Faith is not an exotic bloom to be laboriously maintained by the exclusion of most aspects of the day to day world, nor a useful delusion to be supported by sophistries and half-truths like a child's belief in Father Christmas - not, in short, a prudently unregarded adherence to a constructed creed; but rather must be, if anything, a clear-eyed recognition of the patterns and tendencies, to be found in every piece of the world's fabric, which are the lineaments of God. This is why religion can only be advice and clarification, and cannot carry any spurs of enforcement - for only belief and behavior that is independently arrived at, and then chosen, can be praised or blamed. This being the case, it can be seen as a criminal abridgement of a person's rights willfully to keep him in ignorance of any facts or opinions - no piece can be judged inadmissible, for the more stones, both bright and dark, that are added to the mosaic, the clearer is our picture of God.
Milton / Coleridge / Powers

The above quotation is from a speech about John Milton by Charles Taylor Coleridge, contained in The Anubis Gates by Tim Powers, published by Ace as an original paperback novel in December 1983. Perhaps some graduate student in English Literature can tell us whether Milton or Coleridge ever really said any such thing - I like it anyway, and will keep it around on this page of It Goes On The Shelf until I find something I like better as representing the proper attitude of a journalist.

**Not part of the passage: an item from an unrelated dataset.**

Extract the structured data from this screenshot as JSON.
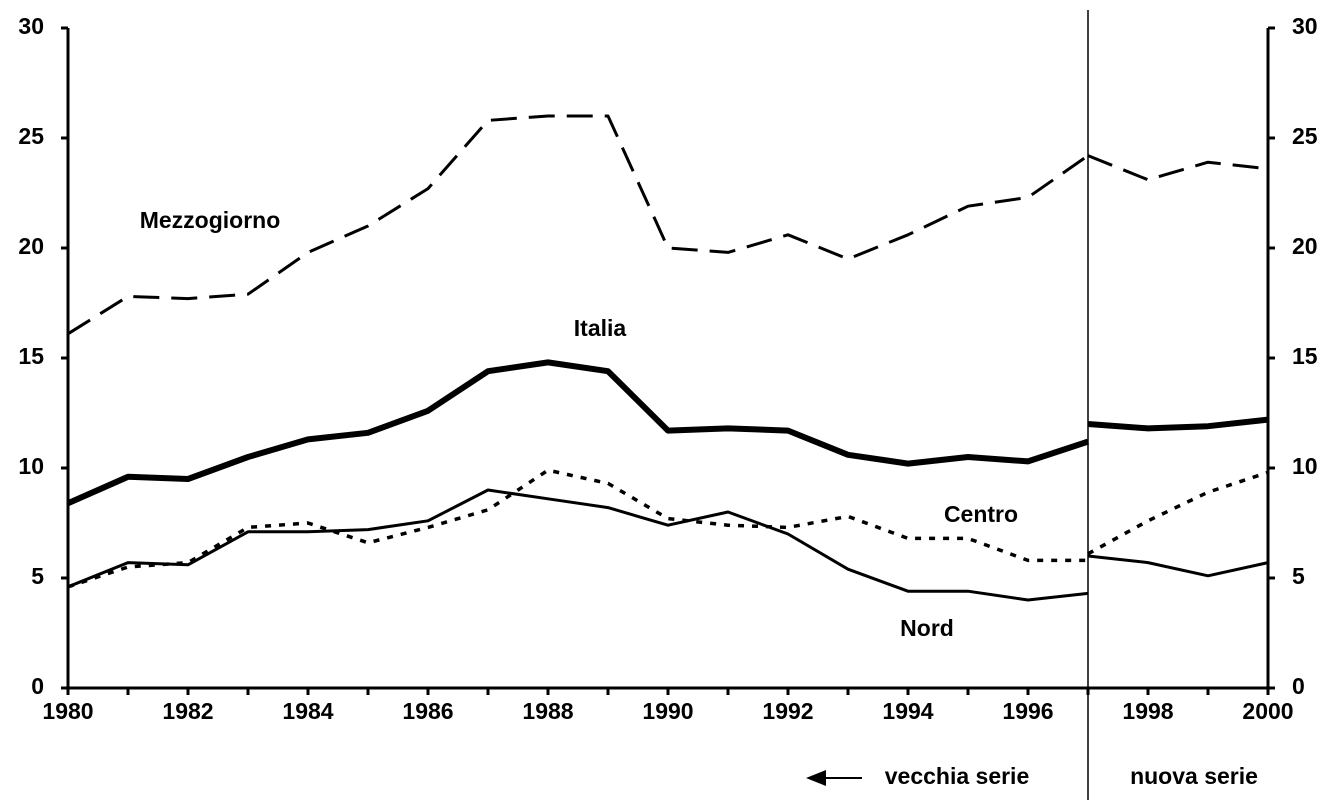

This fanzine will not be sold. It will not even be distributed in the usual sense of mailing out a lot of the copies at once. This tired old fan will just send it through SFPA and Slanapa, and in trade as zines come in, and to correspondents as letters go out. If you should hear of it and feel you must have a copy, you may send a SASE for lack of anything better. If there is to be much art in future issues, I will need some good line art - no tone, no solid blacks, no shading except for dot or line - suitable for thermal stencil. I do not have to have the original, a good xerox is fine.

For those interested in the gruesome technical details, this fanzine is composed in FancyFont using WordStar on an Osborne microcomputer. It is printed on a RexRotary M4 mimeograph from stencils cut directly by the Epson MX-80 dot-matrix printer. Art is printed from thermal mimeo stencils cut by a 3M Thermofax machine.